More importantly, Bangalore said that he sees a feasible role for RDN in that “if you give patients a choice—one pill for 10 years versus a procedure with minimal risk—most would likely choose the later.”

Franz Messerli (Mount Sinai) said that the degree of blood pressure reduction was comparable to that seen with hydrochlorothiazide (HCTZ). “Most physicians would say that HCTZ is a good and useful antihypertensive agent!” On the other hand, he pointed out that “we still don’t know whether RDN-associated decrease in BP will reduce outcome.” Denervation of the renal nerve lowers blood pressure by reducing sympathetic activity. This is the same pathway used by beta blockers, which have “a poor track record in reducing hard endpoints. Obviously, an outcome study is needed to answer this question.”

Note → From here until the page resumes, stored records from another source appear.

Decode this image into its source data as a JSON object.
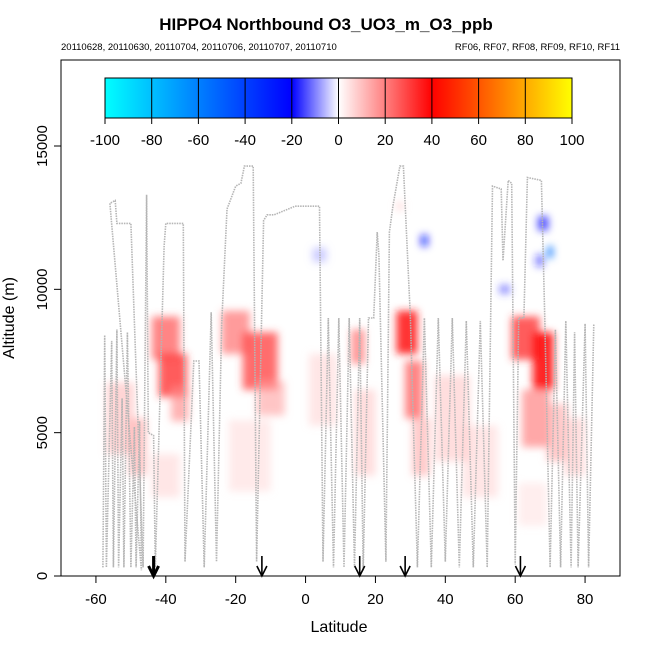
{
  "chart_data": {
    "type": "heatmap",
    "title": "HIPPO4 Northbound O3_UO3_m_O3_ppb",
    "subtitle_left": "20110628, 20110630, 20110704, 20110706, 20110707, 20110710",
    "subtitle_right": "RF06, RF07, RF08, RF09, RF10, RF11",
    "xlabel": "Latitude",
    "ylabel": "Altitude (m)",
    "xlim": [
      -70,
      90
    ],
    "ylim": [
      0,
      18000
    ],
    "xticks": [
      -60,
      -40,
      -20,
      0,
      20,
      40,
      60,
      80
    ],
    "yticks": [
      0,
      5000,
      10000,
      15000
    ],
    "colorbar": {
      "ticks": [
        -100,
        -80,
        -60,
        -40,
        -20,
        0,
        20,
        40,
        60,
        80,
        100
      ],
      "range": [
        -100,
        100
      ],
      "colors": [
        "#00ffff",
        "#0000ff",
        "#ffffff",
        "#ff0000",
        "#ffff00"
      ]
    },
    "arrows_lat": [
      -43.5,
      -12.5,
      15.5,
      28.5,
      61.5
    ],
    "flight_track": [
      [
        -58,
        300
      ],
      [
        -57.5,
        8400
      ],
      [
        -57,
        300
      ],
      [
        -55.5,
        8200
      ],
      [
        -55,
        300
      ],
      [
        -54,
        8600
      ],
      [
        -53.5,
        300
      ],
      [
        -52.5,
        6200
      ],
      [
        -52,
        300
      ],
      [
        -51,
        8500
      ],
      [
        -50,
        300
      ],
      [
        -49,
        5200
      ],
      [
        -48.5,
        300
      ],
      [
        -47.5,
        5400
      ],
      [
        -47,
        200
      ],
      [
        -56,
        13000
      ],
      [
        -54.5,
        13100
      ],
      [
        -54,
        12300
      ],
      [
        -50,
        12300
      ],
      [
        -46.5,
        300
      ],
      [
        -45.5,
        13300
      ],
      [
        -45,
        5000
      ],
      [
        -43.5,
        4900
      ],
      [
        -43,
        300
      ],
      [
        -40.5,
        11500
      ],
      [
        -40,
        12300
      ],
      [
        -35,
        12300
      ],
      [
        -34.5,
        500
      ],
      [
        -32,
        7500
      ],
      [
        -30.5,
        7500
      ],
      [
        -29,
        300
      ],
      [
        -27,
        9200
      ],
      [
        -25.5,
        500
      ],
      [
        -24,
        8800
      ],
      [
        -22.5,
        12800
      ],
      [
        -20,
        13600
      ],
      [
        -18.5,
        13700
      ],
      [
        -17.5,
        14300
      ],
      [
        -15,
        14300
      ],
      [
        -14,
        500
      ],
      [
        -12,
        12400
      ],
      [
        -11,
        12600
      ],
      [
        -9,
        12600
      ],
      [
        -5,
        12800
      ],
      [
        -3,
        12900
      ],
      [
        4,
        12900
      ],
      [
        5,
        500
      ],
      [
        6.5,
        9000
      ],
      [
        8,
        300
      ],
      [
        9.5,
        9000
      ],
      [
        11,
        300
      ],
      [
        12.5,
        9000
      ],
      [
        14,
        300
      ],
      [
        15.5,
        9000
      ],
      [
        16.5,
        200
      ],
      [
        18,
        9000
      ],
      [
        19.5,
        9000
      ],
      [
        20.5,
        12000
      ],
      [
        21,
        11200
      ],
      [
        23,
        500
      ],
      [
        24,
        12000
      ],
      [
        25,
        12900
      ],
      [
        27,
        14300
      ],
      [
        28,
        14300
      ],
      [
        30,
        9000
      ],
      [
        32,
        300
      ],
      [
        34,
        9000
      ],
      [
        36,
        300
      ],
      [
        38,
        9000
      ],
      [
        40,
        500
      ],
      [
        42,
        9000
      ],
      [
        44,
        300
      ],
      [
        46,
        8900
      ],
      [
        48,
        300
      ],
      [
        50,
        8900
      ],
      [
        52,
        300
      ],
      [
        53.5,
        13600
      ],
      [
        56,
        13500
      ],
      [
        56.5,
        11000
      ],
      [
        58,
        13800
      ],
      [
        59,
        13700
      ],
      [
        60,
        400
      ],
      [
        61,
        9000
      ],
      [
        62.5,
        9000
      ],
      [
        63.5,
        13900
      ],
      [
        67.5,
        13800
      ],
      [
        68.5,
        8800
      ],
      [
        70,
        300
      ],
      [
        71.5,
        8600
      ],
      [
        73,
        300
      ],
      [
        74.5,
        8900
      ],
      [
        76,
        300
      ],
      [
        77,
        8500
      ],
      [
        78,
        300
      ],
      [
        80,
        8800
      ],
      [
        81,
        300
      ],
      [
        82.5,
        8800
      ]
    ],
    "cells": [
      {
        "lat": -53,
        "alt": 5500,
        "w": 8,
        "h": 2500,
        "v": 12
      },
      {
        "lat": -48,
        "alt": 4500,
        "w": 5,
        "h": 2000,
        "v": 14
      },
      {
        "lat": -40,
        "alt": 8300,
        "w": 8,
        "h": 1500,
        "v": 25
      },
      {
        "lat": -38,
        "alt": 7000,
        "w": 8,
        "h": 1500,
        "v": 30
      },
      {
        "lat": -36,
        "alt": 6000,
        "w": 5,
        "h": 1200,
        "v": 18
      },
      {
        "lat": -40,
        "alt": 3500,
        "w": 8,
        "h": 1500,
        "v": 8
      },
      {
        "lat": -20,
        "alt": 8500,
        "w": 8,
        "h": 1500,
        "v": 22
      },
      {
        "lat": -13,
        "alt": 7500,
        "w": 10,
        "h": 2000,
        "v": 28
      },
      {
        "lat": -10,
        "alt": 6200,
        "w": 8,
        "h": 1200,
        "v": 15
      },
      {
        "lat": -16,
        "alt": 4200,
        "w": 12,
        "h": 2500,
        "v": 7
      },
      {
        "lat": 5,
        "alt": 6500,
        "w": 8,
        "h": 2500,
        "v": 8
      },
      {
        "lat": 15,
        "alt": 8000,
        "w": 4,
        "h": 1200,
        "v": 22
      },
      {
        "lat": 17,
        "alt": 5000,
        "w": 6,
        "h": 3000,
        "v": 10
      },
      {
        "lat": 29,
        "alt": 8500,
        "w": 6,
        "h": 1500,
        "v": 35
      },
      {
        "lat": 31,
        "alt": 6500,
        "w": 5,
        "h": 2000,
        "v": 25
      },
      {
        "lat": 33,
        "alt": 4500,
        "w": 5,
        "h": 2000,
        "v": 14
      },
      {
        "lat": 42,
        "alt": 5500,
        "w": 10,
        "h": 3000,
        "v": 10
      },
      {
        "lat": 50,
        "alt": 4000,
        "w": 10,
        "h": 2500,
        "v": 8
      },
      {
        "lat": 63,
        "alt": 8300,
        "w": 8,
        "h": 1500,
        "v": 30
      },
      {
        "lat": 68,
        "alt": 7500,
        "w": 6,
        "h": 2000,
        "v": 38
      },
      {
        "lat": 66,
        "alt": 5500,
        "w": 8,
        "h": 2000,
        "v": 20
      },
      {
        "lat": 72,
        "alt": 5000,
        "w": 6,
        "h": 2000,
        "v": 14
      },
      {
        "lat": 77,
        "alt": 4500,
        "w": 6,
        "h": 2000,
        "v": 10
      },
      {
        "lat": 65,
        "alt": 2500,
        "w": 8,
        "h": 1500,
        "v": 6
      },
      {
        "lat": 4,
        "alt": 11200,
        "w": 4,
        "h": 500,
        "v": -8
      },
      {
        "lat": 34,
        "alt": 11700,
        "w": 2,
        "h": 400,
        "v": -25
      },
      {
        "lat": 57,
        "alt": 10000,
        "w": 3,
        "h": 300,
        "v": -15
      },
      {
        "lat": 68,
        "alt": 12300,
        "w": 3,
        "h": 500,
        "v": -20
      },
      {
        "lat": 70,
        "alt": 11300,
        "w": 1.5,
        "h": 400,
        "v": -55
      },
      {
        "lat": 67,
        "alt": 11000,
        "w": 2,
        "h": 400,
        "v": -18
      },
      {
        "lat": 27,
        "alt": 12900,
        "w": 2,
        "h": 300,
        "v": 10
      }
    ]
  }
}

Sanjay Kaul said he agreed with the concerns raised in the editorial. “The treatment effect, modest to begin with, is likely to be overestimated because of early interim analysis (‘random high’). Safety might be underestimated (‘random low’).” Further, he argued, “the unmet need is in patients with refractory hypertension, not mild to moderate hypertension, which was the cohort evaluated!”

David Kandzari (Piedmont Heart Institute), a SPYRAL trial investigator, argued in favor of the trial. “First,” he said, “a reduction in ABPM [ambulatory blood pressure measurement] of at least 3 mm Hg has been considered by the medical community as clinically meaningful, although ABPM measurements are unfortunately unfamiliar to many U.S. practitioners. These reductions exceed that standard. Second, among trials with moderate, uncontrolled hypertension, recall that absolute and relative treatment differences are more modest than those observed in severe, treatment resistant hypertension. And, in this former group, the reductions in ABPM and office SBP are numerically more similar.”

In addition, said Kandzari, the findings at 3 months may not reflect the full benefits of the procedure. “There is reason to believe that the blood pressure may further decline in patients treated with RDN, although the design of this study will not exactly address this issue.” But, he argued, in the end, “the data are compelling enough to move forward with a pivotal trial based on lessons learned from both prior clinical trials and preclinical experience.”